Creativity is certainly most associated with artists but don’t let that stop you from learning and utilizing its magic qualities. The more creatively you view your world, the more “mind-flexible” you become. The more you explore past what you know, the more expansive life becomes.
I recently read an article by James Clear about Mental Models. (James writes about habits, health and creativity. Check him out here.) The article was about the physicist Richard Reynman and how he was known for his ability to solve problems that no one else could. One of the reasons was because Richard had developed a mental model (a way of looking at the world) that was a unique. Therefore, when his contemporaries were stuck on a formula (because they were all trying to solve it with the same mental models - the same way of looking at the problem), Richard consistently peered through a different lens and was able to identify and solve the mysteries.
"If you read all the same books that your peers read then you’ll all have the same thoughts." James Clear
So, you know what?

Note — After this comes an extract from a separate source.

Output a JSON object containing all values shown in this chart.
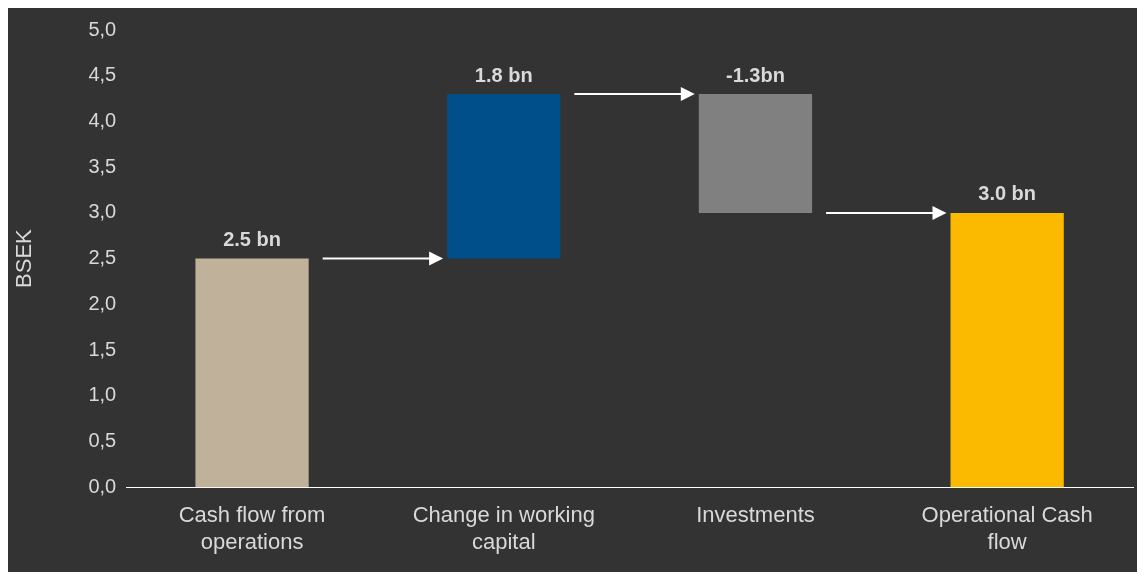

The next time your kid (or you) spills some milk, take a look at it before you sweep in and sop it up. In fact, ask your child what s/he sees. React not to what you already "know" but think about what could possibly "be". Your child will be enchanted watching you having fun. What a different mental model than the crisis-mode, time out and exasperated sigh.
The Pareidolia Project guides you through re-thinking what you see. It helps you shake up your assumptions and dust off your curiosity. Practice seeing things through a different lens; it’s a great way to build a mental model or two.